No receipt, no recording of any name, no identification, nothing, just exchange of money and gun!

How could we have sold guns to individuals as though we were selling onions on the market? I was so frightened, that though I was not the one who bought the gun, I became angry and challenged Julius. He drove me out of his office, and threatened to detain me, but I still challenged him, and threatened to report him to any available superior.

Long story short, I later, virtually, forced an identification and passport pictures on Julius, paid him the GH¢800, got my receipt and got my gun, and I left.

So when I heard that the NCSA has announced that civilians who possess guns will now be expected to submit them for marking, as part of reforms to reduce illicit arms trade and gun violence in the country, I thought I should point them to start their exercise right in the offices of the arms and ammunitions department of the various security agencies. That is the deadly route to guns finding their ways into the hands of criminals.

About a year ago, the NCSA was reported to have destroyed 1,300 illegal guns in the country. The Commission estimates that there are over 2.3 million weapons in civilian hands in Ghana, with only 1.2 million of that number having been registered. Just walk into the offices of Julius and ask him where those 1.1million unregistered guns could be found.

It is believed that the marking of civilian guns will facilitate the identification of weapons when they are used in the commission of crimes and when they get missing, and to be able to trace them to the owners. But if Julius was doing his work well, and making sure that he was documenting every single gun he sold, and making sure that the documentation of all such sales were entered into a simple computer database, we would have had our one foot into addressing armed conflicts and gun control in Ghana.

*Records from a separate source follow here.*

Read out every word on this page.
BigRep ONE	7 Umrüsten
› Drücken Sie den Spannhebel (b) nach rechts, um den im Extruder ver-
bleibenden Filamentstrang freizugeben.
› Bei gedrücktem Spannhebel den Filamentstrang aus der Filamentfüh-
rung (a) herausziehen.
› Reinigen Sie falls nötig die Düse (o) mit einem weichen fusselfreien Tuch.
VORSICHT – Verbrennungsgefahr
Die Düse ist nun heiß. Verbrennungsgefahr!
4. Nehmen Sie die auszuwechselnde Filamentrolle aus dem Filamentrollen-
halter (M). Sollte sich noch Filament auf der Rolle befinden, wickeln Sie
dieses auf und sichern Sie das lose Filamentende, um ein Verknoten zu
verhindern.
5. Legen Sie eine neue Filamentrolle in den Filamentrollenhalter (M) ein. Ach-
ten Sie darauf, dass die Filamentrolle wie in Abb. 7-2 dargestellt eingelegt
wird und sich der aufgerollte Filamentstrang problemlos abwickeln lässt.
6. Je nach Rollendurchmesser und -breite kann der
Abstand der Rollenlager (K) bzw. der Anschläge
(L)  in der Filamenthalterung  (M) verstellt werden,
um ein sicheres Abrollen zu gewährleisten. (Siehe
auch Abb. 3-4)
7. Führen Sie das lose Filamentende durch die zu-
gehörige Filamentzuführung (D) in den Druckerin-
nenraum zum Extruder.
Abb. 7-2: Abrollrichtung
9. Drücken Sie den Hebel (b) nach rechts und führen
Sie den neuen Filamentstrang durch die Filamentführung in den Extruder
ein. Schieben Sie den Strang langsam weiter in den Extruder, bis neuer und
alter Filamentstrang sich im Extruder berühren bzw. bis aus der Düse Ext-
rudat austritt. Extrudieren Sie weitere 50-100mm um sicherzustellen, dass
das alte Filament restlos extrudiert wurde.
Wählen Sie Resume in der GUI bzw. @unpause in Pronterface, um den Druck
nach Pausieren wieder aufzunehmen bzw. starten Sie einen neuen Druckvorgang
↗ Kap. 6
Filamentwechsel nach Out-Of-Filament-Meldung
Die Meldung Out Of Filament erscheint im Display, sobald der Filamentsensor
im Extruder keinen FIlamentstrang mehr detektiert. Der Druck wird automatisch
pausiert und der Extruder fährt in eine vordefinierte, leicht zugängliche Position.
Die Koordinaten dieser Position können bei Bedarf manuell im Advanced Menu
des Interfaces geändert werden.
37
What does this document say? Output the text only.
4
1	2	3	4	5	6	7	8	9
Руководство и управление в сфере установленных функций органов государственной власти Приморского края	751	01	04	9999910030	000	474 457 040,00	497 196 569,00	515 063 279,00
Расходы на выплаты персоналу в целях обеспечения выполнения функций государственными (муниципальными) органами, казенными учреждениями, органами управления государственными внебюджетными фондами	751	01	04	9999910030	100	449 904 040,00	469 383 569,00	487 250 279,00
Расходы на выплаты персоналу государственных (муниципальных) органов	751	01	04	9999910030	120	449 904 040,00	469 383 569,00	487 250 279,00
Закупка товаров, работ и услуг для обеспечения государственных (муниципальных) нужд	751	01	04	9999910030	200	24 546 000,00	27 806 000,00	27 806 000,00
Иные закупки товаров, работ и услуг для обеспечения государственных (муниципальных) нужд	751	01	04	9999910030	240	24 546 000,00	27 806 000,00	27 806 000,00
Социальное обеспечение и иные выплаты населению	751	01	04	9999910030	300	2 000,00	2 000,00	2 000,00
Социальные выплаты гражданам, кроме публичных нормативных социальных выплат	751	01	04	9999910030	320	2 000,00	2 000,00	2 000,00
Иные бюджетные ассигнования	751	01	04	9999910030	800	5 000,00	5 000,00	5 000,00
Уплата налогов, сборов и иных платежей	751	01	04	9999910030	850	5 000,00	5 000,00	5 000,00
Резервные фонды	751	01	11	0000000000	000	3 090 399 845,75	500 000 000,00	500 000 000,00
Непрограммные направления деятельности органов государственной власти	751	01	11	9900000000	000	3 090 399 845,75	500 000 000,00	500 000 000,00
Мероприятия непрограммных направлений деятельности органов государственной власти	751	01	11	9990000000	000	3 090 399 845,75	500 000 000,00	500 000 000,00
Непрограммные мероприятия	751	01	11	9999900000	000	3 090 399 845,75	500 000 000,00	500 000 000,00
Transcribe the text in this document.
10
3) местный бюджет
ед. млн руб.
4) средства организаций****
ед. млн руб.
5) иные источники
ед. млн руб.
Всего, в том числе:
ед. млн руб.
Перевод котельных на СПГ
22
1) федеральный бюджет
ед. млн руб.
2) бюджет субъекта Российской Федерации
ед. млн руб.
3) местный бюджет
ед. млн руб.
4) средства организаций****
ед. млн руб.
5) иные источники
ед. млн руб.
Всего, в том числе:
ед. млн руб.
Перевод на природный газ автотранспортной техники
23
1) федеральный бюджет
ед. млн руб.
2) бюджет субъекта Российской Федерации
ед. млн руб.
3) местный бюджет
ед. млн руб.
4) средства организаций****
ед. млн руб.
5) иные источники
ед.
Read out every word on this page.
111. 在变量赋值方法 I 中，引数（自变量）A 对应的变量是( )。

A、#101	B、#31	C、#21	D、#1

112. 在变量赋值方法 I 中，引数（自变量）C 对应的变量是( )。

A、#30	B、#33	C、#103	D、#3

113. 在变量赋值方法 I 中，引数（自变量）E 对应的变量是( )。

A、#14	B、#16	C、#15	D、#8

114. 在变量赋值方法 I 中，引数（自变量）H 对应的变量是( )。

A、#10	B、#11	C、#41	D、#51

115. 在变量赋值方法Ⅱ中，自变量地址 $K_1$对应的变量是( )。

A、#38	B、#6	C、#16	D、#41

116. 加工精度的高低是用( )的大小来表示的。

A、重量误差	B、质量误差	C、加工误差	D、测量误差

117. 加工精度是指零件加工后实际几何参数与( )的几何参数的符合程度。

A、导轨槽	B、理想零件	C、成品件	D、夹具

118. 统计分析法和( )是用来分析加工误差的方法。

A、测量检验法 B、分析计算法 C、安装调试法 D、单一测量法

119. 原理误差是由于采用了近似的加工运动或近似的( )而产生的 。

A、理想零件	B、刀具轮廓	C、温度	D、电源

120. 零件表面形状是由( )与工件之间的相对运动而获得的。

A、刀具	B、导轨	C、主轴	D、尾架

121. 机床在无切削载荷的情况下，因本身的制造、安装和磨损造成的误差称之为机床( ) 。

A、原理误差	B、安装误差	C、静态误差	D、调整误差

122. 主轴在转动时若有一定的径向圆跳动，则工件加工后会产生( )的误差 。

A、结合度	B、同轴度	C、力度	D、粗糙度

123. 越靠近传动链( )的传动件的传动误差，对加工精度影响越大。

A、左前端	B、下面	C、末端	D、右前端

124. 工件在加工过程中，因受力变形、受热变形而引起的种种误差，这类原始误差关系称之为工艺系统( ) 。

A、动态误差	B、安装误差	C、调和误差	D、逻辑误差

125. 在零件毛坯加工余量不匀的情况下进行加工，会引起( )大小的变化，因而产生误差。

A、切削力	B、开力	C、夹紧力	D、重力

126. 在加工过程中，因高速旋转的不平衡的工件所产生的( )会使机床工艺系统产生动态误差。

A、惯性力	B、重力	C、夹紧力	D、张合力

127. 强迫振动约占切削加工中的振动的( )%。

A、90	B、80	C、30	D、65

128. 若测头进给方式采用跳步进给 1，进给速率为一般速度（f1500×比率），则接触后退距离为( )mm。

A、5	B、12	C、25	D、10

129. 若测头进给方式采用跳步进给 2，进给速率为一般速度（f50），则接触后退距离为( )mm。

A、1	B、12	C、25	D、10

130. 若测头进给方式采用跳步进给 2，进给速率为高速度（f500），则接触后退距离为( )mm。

Let us admit, and I have said this once too many times, that we are gradually getting Ghana on rather a dangerous path towards a failed state. We seem to be taking so many practical steps towards establishing governance institutions, but our actions, our greed, our rotten mentality will weaken the very institutions that we continue to create, and it will continue this way until one day, we will not be able to fool ourselves any longer. At that time it will be too late to stem the tide, the poor, the ignored, and the oppressed will have their guns, and all of us who are stealing from them, all of us will suffer, the guns we gave them, they will turn those same guns on us, and death will be the prize we will bear.

Look at it this way; a fellow citizen commits a crime against me, I report him to the police, the police take money in order to write down my statement, and the CID takes money before and after the investigation. The case goes to court, and the judge takes goats and romance in order to free the criminal. The criminal goes back to the police to freely take a gun, point it at you to demand a portion of all the wealth you have acquired, and shoots you dead.

Where do you think I should report the next crime? Don’t you think I would have been wiser if I had rather gone to Julius, to buy a copy of those machine guns he was selling, to protect my own self against the very person who was selling the guns to me? How do you expect me, assuming those who bought those guns were armed robbers, to report to this same police officer, Julius, of my robbery attacks? You see why there is instant justice?